The children, all third-graders, have been learning what life was like for pioneers back in 1861, when Kansas became the 34th state. Activities include shelling and grinding corn, packing a covered wagon, and playing some of the same games pioneer children played.
Students and teachers from over a dozen area schools are participating. Museum Curator of Education Nona Miller tells KSAL News nearly a thousand students are part of the outreach effort this year to teach 1861 Kansas. Along with the Smoky Hill Museum Street Fair, it is one of the largest events of the year at the museum.
Miller credits volunteer help with making the effort such a success.

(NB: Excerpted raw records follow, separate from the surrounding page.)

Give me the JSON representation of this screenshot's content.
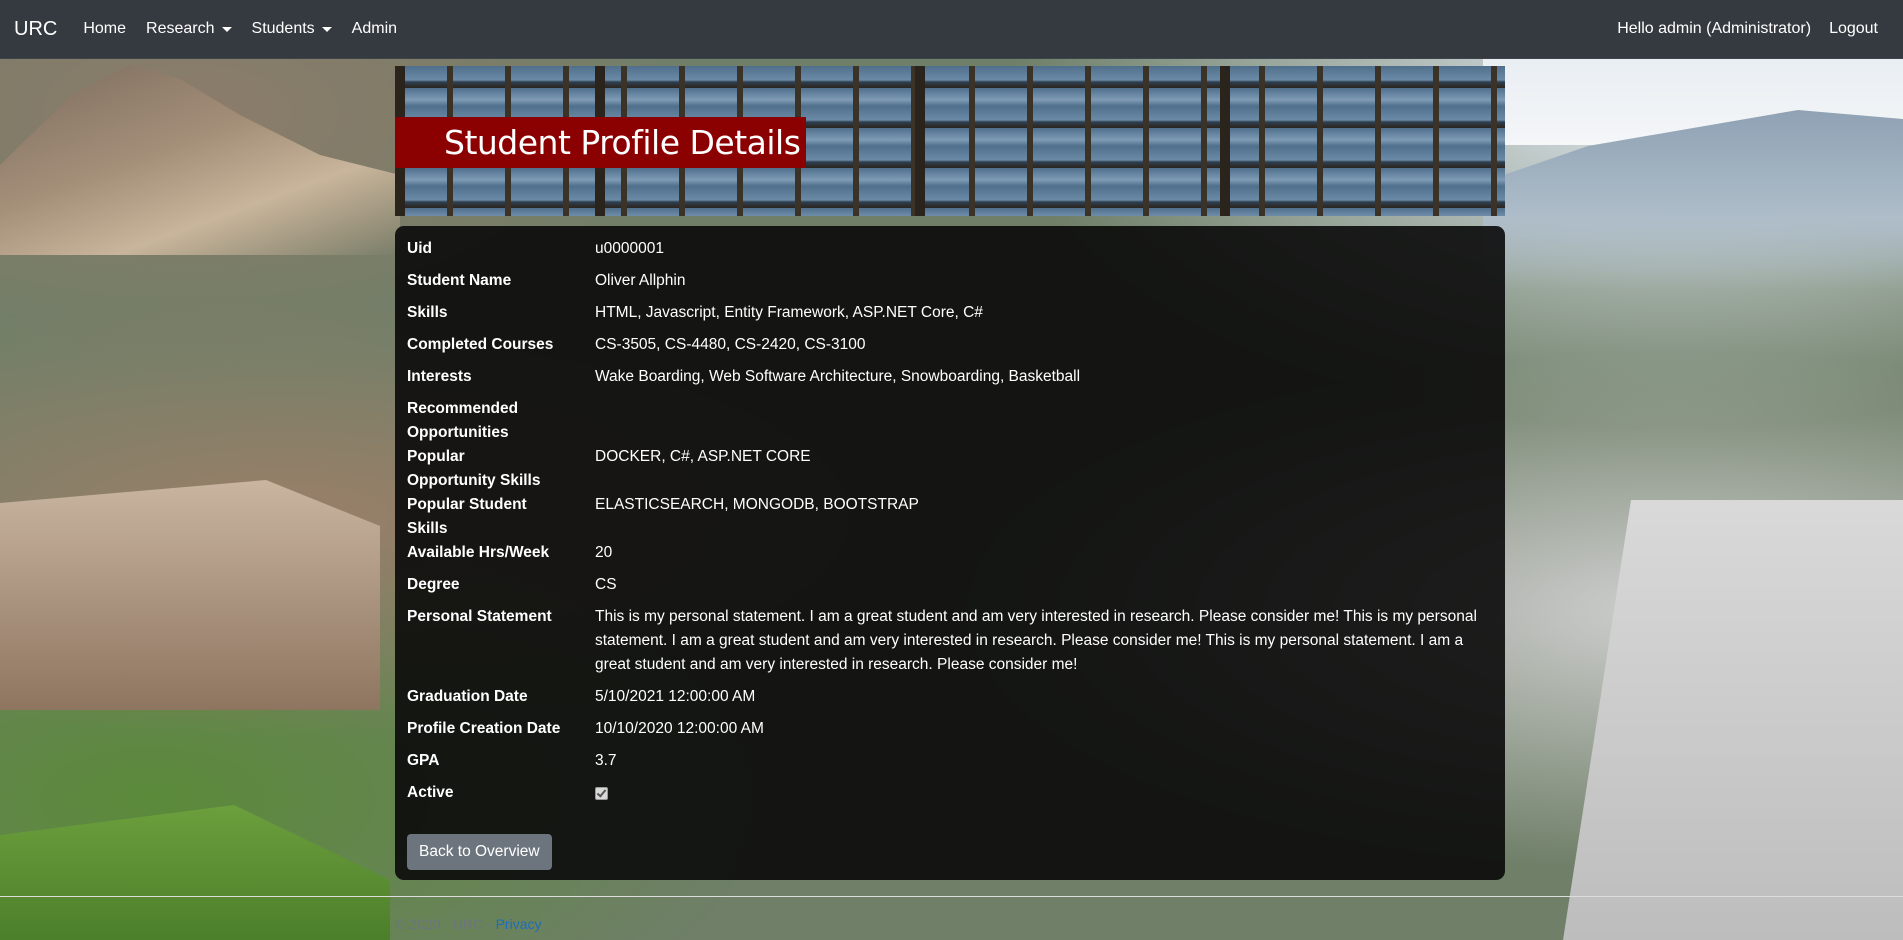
{
  "navbar": {
    "brand": "URC",
    "items": [
      {
        "label": "Home"
      },
      {
        "label": "Research"
      },
      {
        "label": "Students"
      },
      {
        "label": "Admin"
      }
    ],
    "greeting": "Hello admin (Administrator)",
    "logout": "Logout"
  },
  "banner": {
    "title": "Student Profile Details"
  },
  "details": [
    {
      "label": "Uid",
      "value": "u0000001"
    },
    {
      "label": "Student Name",
      "value": "Oliver Allphin"
    },
    {
      "label": "Skills",
      "value": "HTML, Javascript, Entity Framework, ASP.NET Core, C#"
    },
    {
      "label": "Completed Courses",
      "value": "CS-3505, CS-4480, CS-2420, CS-3100"
    },
    {
      "label": "Interests",
      "value": "Wake Boarding, Web Software Architecture, Snowboarding, Basketball"
    },
    {
      "label": "Recommended Opportunities",
      "value": ""
    },
    {
      "label": "Popular Opportunity Skills",
      "value": "DOCKER, C#, ASP.NET CORE"
    },
    {
      "label": "Popular Student Skills",
      "value": "ELASTICSEARCH, MONGODB, BOOTSTRAP"
    },
    {
      "label": "Available Hrs/Week",
      "value": "20"
    },
    {
      "label": "Degree",
      "value": "CS"
    },
    {
      "label": "Personal Statement",
      "value": "This is my personal statement. I am a great student and am very interested in research. Please consider me! This is my personal statement. I am a great student and am very interested in research. Please consider me! This is my personal statement. I am a great student and am very interested in research. Please consider me!"
    },
    {
      "label": "Graduation Date",
      "value": "5/10/2021 12:00:00 AM"
    },
    {
      "label": "Profile Creation Date",
      "value": "10/10/2020 12:00:00 AM"
    },
    {
      "label": "GPA",
      "value": "3.7"
    },
    {
      "label": "Active",
      "checked": true
    }
  ],
  "actions": {
    "back_label": "Back to Overview"
  },
  "footer": {
    "text": "© 2020 - URC - ",
    "privacy": "Privacy"
  }
}
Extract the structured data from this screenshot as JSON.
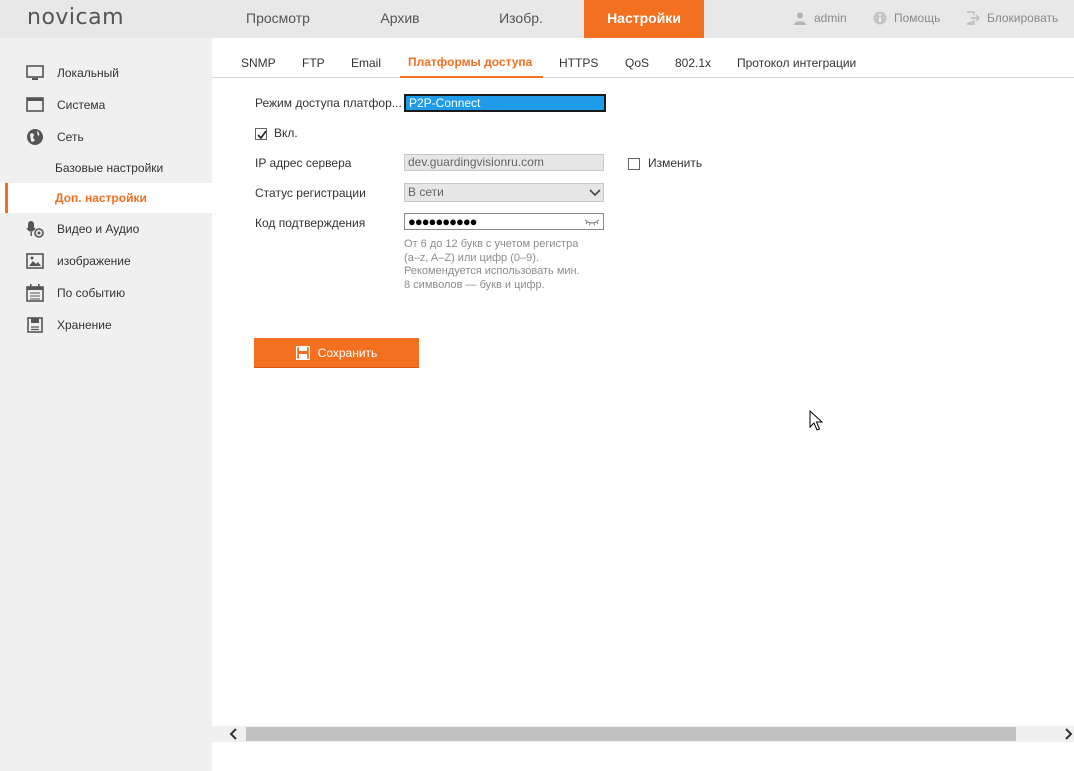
{
  "brand": {
    "logo_text": "novicam"
  },
  "nav": {
    "items": [
      {
        "label": "Просмотр"
      },
      {
        "label": "Архив"
      },
      {
        "label": "Изобр."
      },
      {
        "label": "Настройки"
      }
    ],
    "active_index": 3
  },
  "top_right": {
    "user": "admin",
    "help": "Помощь",
    "lock": "Блокировать"
  },
  "sidebar": {
    "items": [
      {
        "label": "Локальный",
        "icon": "monitor-icon"
      },
      {
        "label": "Система",
        "icon": "system-window-icon"
      },
      {
        "label": "Сеть",
        "icon": "globe-icon"
      },
      {
        "label": "Базовые настройки",
        "sub": true
      },
      {
        "label": "Доп. настройки",
        "sub": true,
        "active": true
      },
      {
        "label": "Видео и Аудио",
        "icon": "microphone-icon"
      },
      {
        "label": "изображение",
        "icon": "image-icon"
      },
      {
        "label": "По событию",
        "icon": "calendar-icon"
      },
      {
        "label": "Хранение",
        "icon": "storage-icon"
      }
    ]
  },
  "tabs": [
    {
      "label": "SNMP"
    },
    {
      "label": "FTP"
    },
    {
      "label": "Email"
    },
    {
      "label": "Платформы доступа",
      "active": true
    },
    {
      "label": "HTTPS"
    },
    {
      "label": "QoS"
    },
    {
      "label": "802.1x"
    },
    {
      "label": "Протокол интеграции"
    }
  ],
  "form": {
    "mode_label": "Режим доступа платфор...",
    "mode_value": "P2P-Connect",
    "enable_label": "Вкл.",
    "enable_checked": true,
    "server_label": "IP адрес сервера",
    "server_value": "dev.guardingvisionru.com",
    "change_label": "Изменить",
    "change_checked": false,
    "status_label": "Статус регистрации",
    "status_value": "В сети",
    "code_label": "Код подтверждения",
    "code_value": "●●●●●●●●●●",
    "hint_lines": [
      "От 6 до 12 букв с учетом регистра",
      "(a–z, A–Z) или цифр (0–9).",
      "Рекомендуется использовать мин.",
      "8 символов — букв и цифр."
    ],
    "save_label": "Сохранить"
  },
  "colors": {
    "accent": "#f37021",
    "select_highlight": "#1e9be9",
    "topbar": "#e8e8e8",
    "sidebar": "#f0f0f0"
  }
}
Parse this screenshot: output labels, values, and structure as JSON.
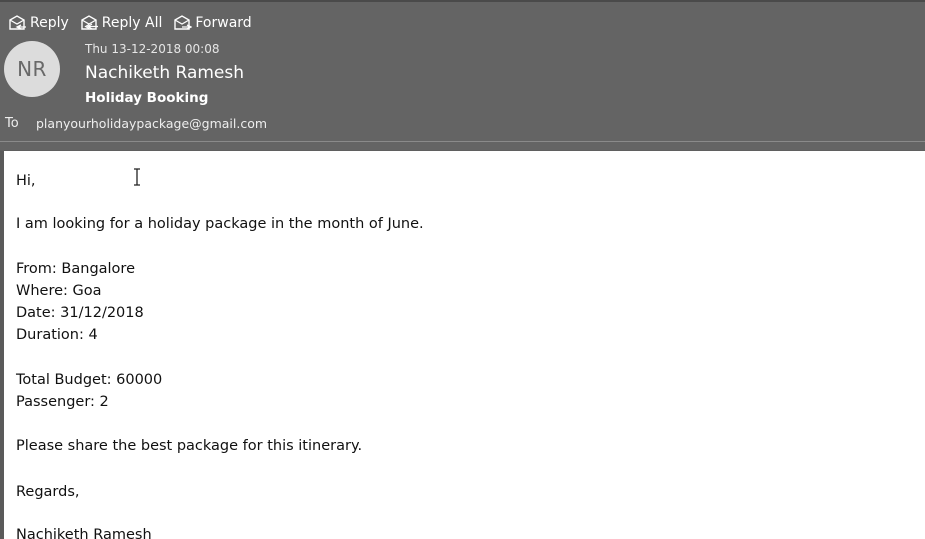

This weekend the museum is hosting a similar event for the public. Saturday afternoon a free Kansas Day Open House will be held from 1:00 till 3:00.
Visitors will be able to try their hand at a few activities pioneers would have done like churning butter or shelling corn. There will also be make and take crafts, birthday cupcakes, and door prizes.
Kansas entered the union as the 34th state on January 29th, 1861. Kansas Day has been celebrated around the state since 1877. Kansas Day is not a public holiday, but it is a state-wide observation.